NBC Los Angeles reports that Mari Agredano-Quirino and her husband took their 2010 Chevrolet Camaro Indianapolis 500 Pace Car Special Edition to Chevrolet of Montebello just outside Los Angeles on Friday morning for an oil change and a small repair to the HVAC system. After waiting around for a bit, the couple drove off in their other car to go get lunch while the work was allegedly being completed.
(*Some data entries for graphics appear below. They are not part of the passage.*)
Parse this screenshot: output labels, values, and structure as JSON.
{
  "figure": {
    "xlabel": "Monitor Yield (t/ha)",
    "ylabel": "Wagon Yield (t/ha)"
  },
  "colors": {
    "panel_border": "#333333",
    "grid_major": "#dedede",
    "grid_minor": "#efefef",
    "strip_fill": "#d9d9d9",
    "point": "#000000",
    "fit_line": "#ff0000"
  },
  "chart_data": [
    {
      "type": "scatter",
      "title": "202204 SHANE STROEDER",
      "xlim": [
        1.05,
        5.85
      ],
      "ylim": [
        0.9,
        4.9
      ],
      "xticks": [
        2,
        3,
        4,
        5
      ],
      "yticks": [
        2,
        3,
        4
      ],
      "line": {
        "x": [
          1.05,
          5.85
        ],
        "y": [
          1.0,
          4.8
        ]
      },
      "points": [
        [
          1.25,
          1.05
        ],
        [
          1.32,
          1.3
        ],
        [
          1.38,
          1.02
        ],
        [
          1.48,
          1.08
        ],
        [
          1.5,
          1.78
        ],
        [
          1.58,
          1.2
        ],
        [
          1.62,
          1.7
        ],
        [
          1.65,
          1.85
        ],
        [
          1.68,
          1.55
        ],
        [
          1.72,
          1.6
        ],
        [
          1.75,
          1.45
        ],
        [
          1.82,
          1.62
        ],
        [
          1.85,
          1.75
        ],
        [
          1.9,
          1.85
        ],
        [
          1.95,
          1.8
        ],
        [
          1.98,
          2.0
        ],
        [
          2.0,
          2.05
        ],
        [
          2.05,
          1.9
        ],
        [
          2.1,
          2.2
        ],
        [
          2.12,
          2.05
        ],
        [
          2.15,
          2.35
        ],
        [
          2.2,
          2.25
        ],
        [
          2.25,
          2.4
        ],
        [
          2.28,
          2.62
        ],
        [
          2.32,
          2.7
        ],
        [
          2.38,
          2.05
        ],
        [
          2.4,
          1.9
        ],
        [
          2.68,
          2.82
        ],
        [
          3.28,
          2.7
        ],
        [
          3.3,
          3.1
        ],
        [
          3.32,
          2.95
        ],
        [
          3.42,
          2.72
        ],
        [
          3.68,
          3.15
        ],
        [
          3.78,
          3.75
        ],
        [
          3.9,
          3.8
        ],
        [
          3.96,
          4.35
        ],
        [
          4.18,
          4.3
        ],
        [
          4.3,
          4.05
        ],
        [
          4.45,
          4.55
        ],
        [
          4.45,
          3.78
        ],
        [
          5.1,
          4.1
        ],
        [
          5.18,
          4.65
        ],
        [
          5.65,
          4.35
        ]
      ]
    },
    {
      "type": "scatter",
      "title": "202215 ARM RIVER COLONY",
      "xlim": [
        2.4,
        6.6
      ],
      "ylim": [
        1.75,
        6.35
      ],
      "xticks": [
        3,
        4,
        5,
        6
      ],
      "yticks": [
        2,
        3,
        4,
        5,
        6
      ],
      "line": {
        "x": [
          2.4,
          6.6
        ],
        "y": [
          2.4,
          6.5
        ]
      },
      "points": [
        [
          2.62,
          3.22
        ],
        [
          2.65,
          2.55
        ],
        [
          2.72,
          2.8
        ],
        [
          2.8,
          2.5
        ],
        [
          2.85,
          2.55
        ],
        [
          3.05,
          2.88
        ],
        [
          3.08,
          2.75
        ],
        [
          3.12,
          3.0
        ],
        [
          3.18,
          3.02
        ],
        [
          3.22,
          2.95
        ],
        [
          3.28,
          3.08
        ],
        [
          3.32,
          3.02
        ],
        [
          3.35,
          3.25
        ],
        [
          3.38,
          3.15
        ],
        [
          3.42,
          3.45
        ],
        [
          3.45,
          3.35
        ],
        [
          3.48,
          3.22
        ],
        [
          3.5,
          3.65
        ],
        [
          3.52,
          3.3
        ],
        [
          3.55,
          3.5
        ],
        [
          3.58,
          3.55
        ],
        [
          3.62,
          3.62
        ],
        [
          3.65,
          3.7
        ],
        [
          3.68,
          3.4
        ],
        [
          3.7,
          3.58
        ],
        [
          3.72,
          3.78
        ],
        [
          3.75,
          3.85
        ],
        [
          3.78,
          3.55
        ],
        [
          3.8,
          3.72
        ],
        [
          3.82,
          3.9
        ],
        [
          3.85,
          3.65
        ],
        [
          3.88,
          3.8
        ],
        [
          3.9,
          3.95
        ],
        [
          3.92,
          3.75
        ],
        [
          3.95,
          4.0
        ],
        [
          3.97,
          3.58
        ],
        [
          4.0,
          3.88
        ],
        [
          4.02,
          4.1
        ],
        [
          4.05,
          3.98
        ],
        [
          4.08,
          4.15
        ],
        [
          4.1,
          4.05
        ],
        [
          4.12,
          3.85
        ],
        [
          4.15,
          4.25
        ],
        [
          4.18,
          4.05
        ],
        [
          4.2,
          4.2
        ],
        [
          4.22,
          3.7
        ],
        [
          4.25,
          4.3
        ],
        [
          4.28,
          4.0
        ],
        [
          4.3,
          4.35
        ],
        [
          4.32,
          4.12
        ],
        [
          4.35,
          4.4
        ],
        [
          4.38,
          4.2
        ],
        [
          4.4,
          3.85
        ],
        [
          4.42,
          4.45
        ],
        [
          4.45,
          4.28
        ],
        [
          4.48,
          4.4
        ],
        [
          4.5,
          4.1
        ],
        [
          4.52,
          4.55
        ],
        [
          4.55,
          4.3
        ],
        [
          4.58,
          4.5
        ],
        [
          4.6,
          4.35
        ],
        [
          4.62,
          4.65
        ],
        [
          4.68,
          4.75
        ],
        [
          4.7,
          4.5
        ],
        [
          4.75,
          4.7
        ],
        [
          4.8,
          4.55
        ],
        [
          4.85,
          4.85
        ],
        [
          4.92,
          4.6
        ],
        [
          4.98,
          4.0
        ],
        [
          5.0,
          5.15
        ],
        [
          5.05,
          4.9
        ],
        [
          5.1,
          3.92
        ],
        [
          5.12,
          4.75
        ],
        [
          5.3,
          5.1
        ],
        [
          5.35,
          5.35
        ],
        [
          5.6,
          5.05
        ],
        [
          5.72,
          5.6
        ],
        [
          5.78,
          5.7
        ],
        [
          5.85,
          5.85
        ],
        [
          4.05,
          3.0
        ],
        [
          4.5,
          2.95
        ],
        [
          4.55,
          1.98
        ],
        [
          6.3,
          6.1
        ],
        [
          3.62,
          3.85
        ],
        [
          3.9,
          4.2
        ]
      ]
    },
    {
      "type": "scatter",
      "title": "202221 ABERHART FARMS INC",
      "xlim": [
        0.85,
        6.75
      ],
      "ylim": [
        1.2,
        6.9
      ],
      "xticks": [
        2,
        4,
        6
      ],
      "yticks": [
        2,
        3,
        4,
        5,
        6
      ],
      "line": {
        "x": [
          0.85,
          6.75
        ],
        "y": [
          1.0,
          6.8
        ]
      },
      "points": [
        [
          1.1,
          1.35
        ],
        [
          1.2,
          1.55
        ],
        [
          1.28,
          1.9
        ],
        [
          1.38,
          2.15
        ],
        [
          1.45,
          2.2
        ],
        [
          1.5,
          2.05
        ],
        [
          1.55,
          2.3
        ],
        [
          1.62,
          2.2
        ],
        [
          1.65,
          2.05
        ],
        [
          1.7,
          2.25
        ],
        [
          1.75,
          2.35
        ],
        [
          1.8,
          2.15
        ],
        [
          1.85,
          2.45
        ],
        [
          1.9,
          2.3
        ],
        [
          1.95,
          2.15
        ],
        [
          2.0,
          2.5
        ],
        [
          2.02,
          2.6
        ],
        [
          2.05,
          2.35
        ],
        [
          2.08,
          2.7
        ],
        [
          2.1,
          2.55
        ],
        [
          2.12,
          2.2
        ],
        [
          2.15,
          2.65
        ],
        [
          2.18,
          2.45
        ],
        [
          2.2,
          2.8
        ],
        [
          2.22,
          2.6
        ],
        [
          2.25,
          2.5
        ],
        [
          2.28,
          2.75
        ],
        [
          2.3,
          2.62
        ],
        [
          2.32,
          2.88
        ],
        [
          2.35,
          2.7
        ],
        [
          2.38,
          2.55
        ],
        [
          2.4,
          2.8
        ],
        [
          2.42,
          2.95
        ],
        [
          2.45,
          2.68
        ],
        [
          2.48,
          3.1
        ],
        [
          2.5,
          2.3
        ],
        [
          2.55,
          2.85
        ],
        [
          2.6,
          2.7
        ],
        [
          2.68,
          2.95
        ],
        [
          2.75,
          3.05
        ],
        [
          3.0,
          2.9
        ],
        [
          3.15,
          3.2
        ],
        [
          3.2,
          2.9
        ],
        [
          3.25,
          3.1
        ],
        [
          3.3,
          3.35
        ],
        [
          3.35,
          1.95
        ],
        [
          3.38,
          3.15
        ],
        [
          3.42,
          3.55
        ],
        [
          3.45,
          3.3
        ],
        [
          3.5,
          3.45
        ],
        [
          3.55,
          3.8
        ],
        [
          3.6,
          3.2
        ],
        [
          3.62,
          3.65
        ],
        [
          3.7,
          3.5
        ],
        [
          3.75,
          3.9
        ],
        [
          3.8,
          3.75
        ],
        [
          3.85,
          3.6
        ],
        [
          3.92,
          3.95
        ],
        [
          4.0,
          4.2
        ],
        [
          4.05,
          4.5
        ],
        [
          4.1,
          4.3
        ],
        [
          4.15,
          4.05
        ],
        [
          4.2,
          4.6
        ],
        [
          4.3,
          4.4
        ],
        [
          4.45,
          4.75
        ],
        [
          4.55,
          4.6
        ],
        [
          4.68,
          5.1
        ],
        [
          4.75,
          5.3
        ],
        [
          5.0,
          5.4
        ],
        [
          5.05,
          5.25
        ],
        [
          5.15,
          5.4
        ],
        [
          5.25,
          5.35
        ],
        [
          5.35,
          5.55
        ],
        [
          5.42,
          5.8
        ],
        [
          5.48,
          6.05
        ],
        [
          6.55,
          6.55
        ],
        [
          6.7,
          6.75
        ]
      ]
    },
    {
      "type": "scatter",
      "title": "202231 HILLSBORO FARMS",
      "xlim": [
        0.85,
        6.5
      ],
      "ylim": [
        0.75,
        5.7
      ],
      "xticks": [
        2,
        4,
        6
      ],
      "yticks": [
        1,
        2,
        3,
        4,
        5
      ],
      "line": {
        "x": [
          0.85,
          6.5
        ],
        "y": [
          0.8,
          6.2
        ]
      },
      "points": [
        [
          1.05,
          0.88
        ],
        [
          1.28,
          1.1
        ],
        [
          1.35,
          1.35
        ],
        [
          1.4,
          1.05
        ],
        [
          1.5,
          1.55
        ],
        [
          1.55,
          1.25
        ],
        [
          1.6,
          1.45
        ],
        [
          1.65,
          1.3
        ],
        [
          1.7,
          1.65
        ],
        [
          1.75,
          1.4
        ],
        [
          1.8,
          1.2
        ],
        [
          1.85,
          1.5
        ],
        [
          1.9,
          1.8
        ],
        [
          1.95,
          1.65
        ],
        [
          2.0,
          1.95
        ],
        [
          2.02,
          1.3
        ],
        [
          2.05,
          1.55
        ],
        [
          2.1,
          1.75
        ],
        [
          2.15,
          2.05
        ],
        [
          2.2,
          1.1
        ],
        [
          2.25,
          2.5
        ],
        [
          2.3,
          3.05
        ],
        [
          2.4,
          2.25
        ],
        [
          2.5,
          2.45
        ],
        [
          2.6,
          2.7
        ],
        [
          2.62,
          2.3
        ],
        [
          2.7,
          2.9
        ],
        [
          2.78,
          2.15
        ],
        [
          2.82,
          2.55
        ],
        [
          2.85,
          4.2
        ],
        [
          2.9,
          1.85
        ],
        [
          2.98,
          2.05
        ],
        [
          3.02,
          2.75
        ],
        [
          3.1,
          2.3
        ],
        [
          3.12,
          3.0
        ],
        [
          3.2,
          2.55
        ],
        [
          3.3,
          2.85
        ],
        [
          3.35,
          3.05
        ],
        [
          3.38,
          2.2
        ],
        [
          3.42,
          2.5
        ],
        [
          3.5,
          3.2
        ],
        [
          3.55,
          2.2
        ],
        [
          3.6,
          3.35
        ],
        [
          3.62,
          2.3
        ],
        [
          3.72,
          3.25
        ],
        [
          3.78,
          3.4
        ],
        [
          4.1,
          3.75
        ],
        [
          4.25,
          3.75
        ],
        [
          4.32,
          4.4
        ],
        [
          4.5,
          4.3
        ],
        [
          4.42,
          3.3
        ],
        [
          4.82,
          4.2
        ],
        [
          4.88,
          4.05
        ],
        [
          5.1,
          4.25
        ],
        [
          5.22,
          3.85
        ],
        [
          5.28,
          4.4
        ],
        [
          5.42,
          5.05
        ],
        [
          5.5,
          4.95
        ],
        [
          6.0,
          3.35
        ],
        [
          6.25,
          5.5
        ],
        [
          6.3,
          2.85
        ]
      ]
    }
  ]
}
Waiting at a traffic light near the dealership, they spotted an identical bright orange Camaro with Indy badges and racing stripes speed across the intersection, weaving through traffic. "My husband said, 'Babe, I think that was our car.' So we followed it. He was going so fast we couldn't even catch up. Finally, a few blocks down, we see him pulling in to the drive through of a burger restaurant," she wrote on Facebook.
That restaurant in question would be Original Tommy's Burgers, an old-school southern California chain known for their sloppy chili cheeseburgers. In other words, exactly what you want a joyriding tech to be eating in your car.
Agredano-Quirino stormed up to the man as he waited in the drive-thru lane and whipped out her phone to record the evidence. The confrontation is searing and satisfying; the man's awkward fumbling is top-notch.
Agredano-Quirino told NBC Los Angeles that he turned "white as snow" as soon as he realized he'd been caught, adding on Facebook that he scratched the rims on the concrete curb while attempting to reverse and took off without picking up his order.
Making matters worse, the dealership allegedly tried to cover it up by telling couple their car was "unable to be found" when they returned. When they showed a "smirking" manager the video, he told them it was against the rules, but that it did happen sometimes, according to her Facebook post. After the video went viral over the weekend, Chevrolet of Montebello's owner Chris Teague posted an apology video on the dealership's Facebook page, calling the incident "embarrassing" and promising it would never happen again.
"I know this happens to a lot of people and they can't prove it and dealerships don't take accountability," she said. "Sometimes we have to take accountability for our actions."